Actually, they could just leave it alone.   But, RFC-976 says:
   Because of the confusion surrounding hybrid addresses, we recommend
   that all transport layer software avoid the use of hybrid addresses
   at all times.  A pure bang syntax can be used to disambiguate, being
   written c.d!a!b in the first case above, and a!c.d!b in the second.
   We recommend that all implementations use this "bang domain" syntax
   unless they are sure of what is running on the next machine.

   In conformance with RFC-822 and the AT&T Message Transfer
   Architecture, we recommand that any host that accepts hybrid
   addresses apply the (a!b)@c.d interpretation.

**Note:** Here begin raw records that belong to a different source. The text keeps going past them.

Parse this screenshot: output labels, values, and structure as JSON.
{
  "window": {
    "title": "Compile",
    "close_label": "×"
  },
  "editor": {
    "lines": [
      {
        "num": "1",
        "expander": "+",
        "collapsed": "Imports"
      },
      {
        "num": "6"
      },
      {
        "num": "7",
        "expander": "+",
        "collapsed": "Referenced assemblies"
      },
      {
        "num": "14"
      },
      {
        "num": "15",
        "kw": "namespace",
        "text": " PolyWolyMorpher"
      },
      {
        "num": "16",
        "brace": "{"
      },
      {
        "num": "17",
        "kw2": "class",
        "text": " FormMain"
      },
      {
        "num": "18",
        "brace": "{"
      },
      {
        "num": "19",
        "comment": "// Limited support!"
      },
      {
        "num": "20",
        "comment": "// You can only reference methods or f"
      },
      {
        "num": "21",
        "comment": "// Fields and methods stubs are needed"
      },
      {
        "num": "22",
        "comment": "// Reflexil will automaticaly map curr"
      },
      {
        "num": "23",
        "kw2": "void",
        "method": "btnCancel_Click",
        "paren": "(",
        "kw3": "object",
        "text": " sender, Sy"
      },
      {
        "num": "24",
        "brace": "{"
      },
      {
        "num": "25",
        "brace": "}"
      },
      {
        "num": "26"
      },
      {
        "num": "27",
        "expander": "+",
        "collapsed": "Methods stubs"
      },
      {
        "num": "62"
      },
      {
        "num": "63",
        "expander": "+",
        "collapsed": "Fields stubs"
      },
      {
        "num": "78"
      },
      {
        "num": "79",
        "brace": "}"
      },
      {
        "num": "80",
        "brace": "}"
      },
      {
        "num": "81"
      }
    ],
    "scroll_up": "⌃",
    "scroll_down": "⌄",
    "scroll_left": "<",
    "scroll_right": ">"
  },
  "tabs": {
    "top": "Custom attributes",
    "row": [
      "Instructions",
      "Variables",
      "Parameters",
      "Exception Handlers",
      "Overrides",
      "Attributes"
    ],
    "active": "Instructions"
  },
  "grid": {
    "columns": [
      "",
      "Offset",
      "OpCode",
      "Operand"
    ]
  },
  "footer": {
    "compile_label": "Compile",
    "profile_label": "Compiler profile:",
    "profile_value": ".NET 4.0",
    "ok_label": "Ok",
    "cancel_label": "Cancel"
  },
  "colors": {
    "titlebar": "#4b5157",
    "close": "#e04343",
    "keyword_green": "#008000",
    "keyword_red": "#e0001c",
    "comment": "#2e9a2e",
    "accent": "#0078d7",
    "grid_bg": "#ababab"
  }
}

>> A UUCP onlu site, when presented with uucpdest!user@knownhost.com address,
>> has to punt this to its smart upstream forwarder via
>> smart!knownhost.com!uucpdest!user.
>
>Not if it has a set of maps, and the maps contain knownhost.com.  In that
>case it might find a better path to knownhost that doesn't go through
>'smart'.

Sure.  I thought that went without saying since the original poster was
asking how to deal with such addresses - by munging his .cf file.
I keep hoping it will become that simple (I'm a simple minded guy) but
sites come on line faster than the speed of knowledge and dealing with
their mail is a recurring pain for sites that are gateways.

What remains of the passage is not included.